Deportation has divided families. The Urban Policy Institute and Migration Policy Institute report that many removals leave parents and their children on opposite sides of the border. The ongoing problem needs a lasting solution.
The House and Senate are about to debate two bills that would focus on uniting families once divided by immigration policy. Specifics of the legislation include:
Providing judges with more discretion in deportation cases
Empowering the Secretary of Homeland Security and Attorney General to waive deportation orders
Allowing once-removed parents to reunite with their children in the United States
Current immigration law removes lawful permanent residents for committing a serious crime. Those caught without proper documentation are not only deported from the United States but also barred from returning for up to 20 years.
Deportation goes beyond punitive measures against migrants, a common target for immigration enforcement officials. The damage to family units is unimaginable. Children, in particular, are suddenly left alone, wondering if they will ever see their mothers or fathers again.

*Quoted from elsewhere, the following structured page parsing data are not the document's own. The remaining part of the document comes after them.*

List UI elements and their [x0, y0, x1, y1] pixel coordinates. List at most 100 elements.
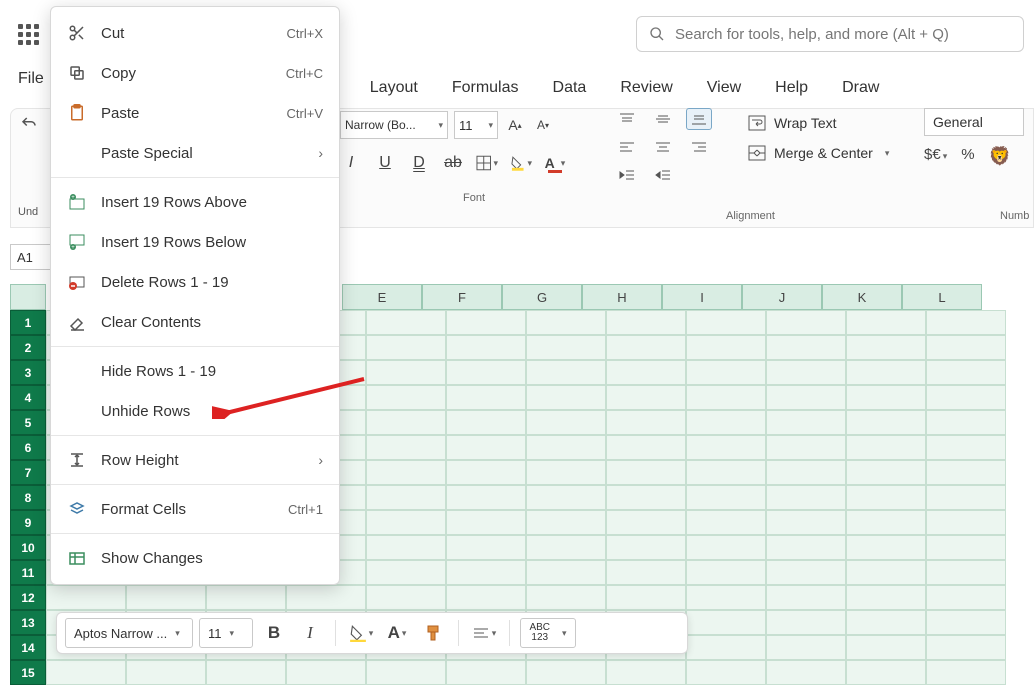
cell[interactable]: [766, 335, 846, 360]
undo-icon[interactable]: [20, 115, 38, 133]
increase-font-icon[interactable]: A▴: [504, 114, 526, 136]
cell[interactable]: [606, 410, 686, 435]
tab-view[interactable]: View: [707, 79, 741, 97]
cell[interactable]: [606, 485, 686, 510]
comma-button[interactable]: 🦁: [989, 146, 1011, 167]
fill-color-button[interactable]: ▾: [510, 152, 532, 174]
cell[interactable]: [526, 660, 606, 685]
cell[interactable]: [846, 535, 926, 560]
borders-button[interactable]: ▾: [476, 152, 498, 174]
cell[interactable]: [446, 410, 526, 435]
cell[interactable]: [446, 560, 526, 585]
cell[interactable]: [366, 410, 446, 435]
cell[interactable]: [686, 560, 766, 585]
cell[interactable]: [926, 510, 1006, 535]
ctx-paste[interactable]: PasteCtrl+V: [51, 93, 339, 133]
mini-italic-button[interactable]: I: [295, 618, 325, 648]
cell[interactable]: [686, 360, 766, 385]
cell[interactable]: [846, 585, 926, 610]
cell[interactable]: [526, 385, 606, 410]
cell[interactable]: [606, 335, 686, 360]
column-header[interactable]: G: [502, 284, 582, 310]
cell[interactable]: [606, 435, 686, 460]
cell[interactable]: [606, 310, 686, 335]
column-header[interactable]: L: [902, 284, 982, 310]
row-header[interactable]: 6: [10, 435, 46, 460]
cell[interactable]: [926, 635, 1006, 660]
app-launcher-icon[interactable]: [18, 24, 42, 48]
cell[interactable]: [846, 385, 926, 410]
row-header[interactable]: 13: [10, 610, 46, 635]
decrease-font-icon[interactable]: A▾: [532, 114, 554, 136]
cell[interactable]: [126, 660, 206, 685]
cell[interactable]: [446, 485, 526, 510]
cell[interactable]: [366, 535, 446, 560]
ctx-copy[interactable]: CopyCtrl+C: [51, 53, 339, 93]
cell[interactable]: [766, 310, 846, 335]
cell[interactable]: [446, 660, 526, 685]
cell[interactable]: [366, 660, 446, 685]
cell[interactable]: [926, 435, 1006, 460]
ctx-show-changes[interactable]: Show Changes: [51, 538, 339, 578]
currency-button[interactable]: $€▾: [924, 146, 947, 167]
cell[interactable]: [606, 660, 686, 685]
column-header[interactable]: I: [662, 284, 742, 310]
cell[interactable]: [366, 335, 446, 360]
row-header[interactable]: 11: [10, 560, 46, 585]
cell[interactable]: [446, 585, 526, 610]
align-right-button[interactable]: [686, 136, 712, 158]
mini-font-select[interactable]: Aptos Narrow ...▾: [65, 618, 193, 648]
name-box[interactable]: A1: [10, 244, 54, 270]
cell[interactable]: [766, 560, 846, 585]
cell[interactable]: [686, 535, 766, 560]
cell[interactable]: [606, 560, 686, 585]
cell[interactable]: [446, 535, 526, 560]
cell[interactable]: [446, 435, 526, 460]
tab-draw[interactable]: Draw: [842, 79, 879, 97]
cell[interactable]: [686, 660, 766, 685]
cell[interactable]: [366, 560, 446, 585]
ctx-delete-rows[interactable]: Delete Rows 1 - 19: [51, 262, 339, 302]
cell[interactable]: [686, 460, 766, 485]
align-left-button[interactable]: [614, 136, 640, 158]
tab-help[interactable]: Help: [775, 79, 808, 97]
mini-size-select[interactable]: 11▾: [199, 618, 253, 648]
cell[interactable]: [686, 385, 766, 410]
column-header[interactable]: E: [342, 284, 422, 310]
cell[interactable]: [606, 460, 686, 485]
cell[interactable]: [926, 560, 1006, 585]
cell[interactable]: [846, 435, 926, 460]
ctx-clear-contents[interactable]: Clear Contents: [51, 302, 339, 342]
cell[interactable]: [526, 335, 606, 360]
cell[interactable]: [846, 460, 926, 485]
column-header[interactable]: K: [822, 284, 902, 310]
cell[interactable]: [446, 310, 526, 335]
row-header[interactable]: 12: [10, 585, 46, 610]
italic-button[interactable]: I: [340, 152, 362, 174]
cell[interactable]: [526, 435, 606, 460]
row-header[interactable]: 3: [10, 360, 46, 385]
column-header[interactable]: J: [742, 284, 822, 310]
cell[interactable]: [766, 435, 846, 460]
cell[interactable]: [446, 460, 526, 485]
cell[interactable]: [446, 385, 526, 410]
align-center-button[interactable]: [650, 136, 676, 158]
cell[interactable]: [926, 535, 1006, 560]
tab-data[interactable]: Data: [553, 79, 587, 97]
cell[interactable]: [766, 385, 846, 410]
cell[interactable]: [366, 510, 446, 535]
cell[interactable]: [686, 485, 766, 510]
cell[interactable]: [526, 360, 606, 385]
mini-bold-button[interactable]: B: [259, 618, 289, 648]
cell[interactable]: [686, 410, 766, 435]
cell[interactable]: [606, 510, 686, 535]
mini-format-painter-button[interactable]: [418, 618, 448, 648]
align-bottom-button[interactable]: [686, 108, 712, 130]
cell[interactable]: [846, 310, 926, 335]
row-header[interactable]: 2: [10, 335, 46, 360]
cell[interactable]: [766, 635, 846, 660]
tab-review[interactable]: Review: [620, 79, 672, 97]
ctx-format-cells[interactable]: Format CellsCtrl+1: [51, 489, 339, 529]
cell[interactable]: [366, 310, 446, 335]
cell[interactable]: [526, 410, 606, 435]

Family separation transcends the previous presidential administration. Current statistics reveal that approximately 500 families remain apart. The practice has been ongoing for almost twelve years. From 2009 to 2016, nearly 400,000 immigrants were removed, a record number when compared to the Trump and Bush administrations.
The policies in place do not just punish one deportee. The impact of a loved one’s sudden absence is traumatic on family members, particularly children. Many psychologists are reporting young people dealing with symptoms that resemble post-traumatic stress disorder.
Many assume that the solution is as easy as parents taking their children with them. For many, that is simply not possible. However, options in the future may reunite these families if proposed immigration reform becomes actual immigration reform.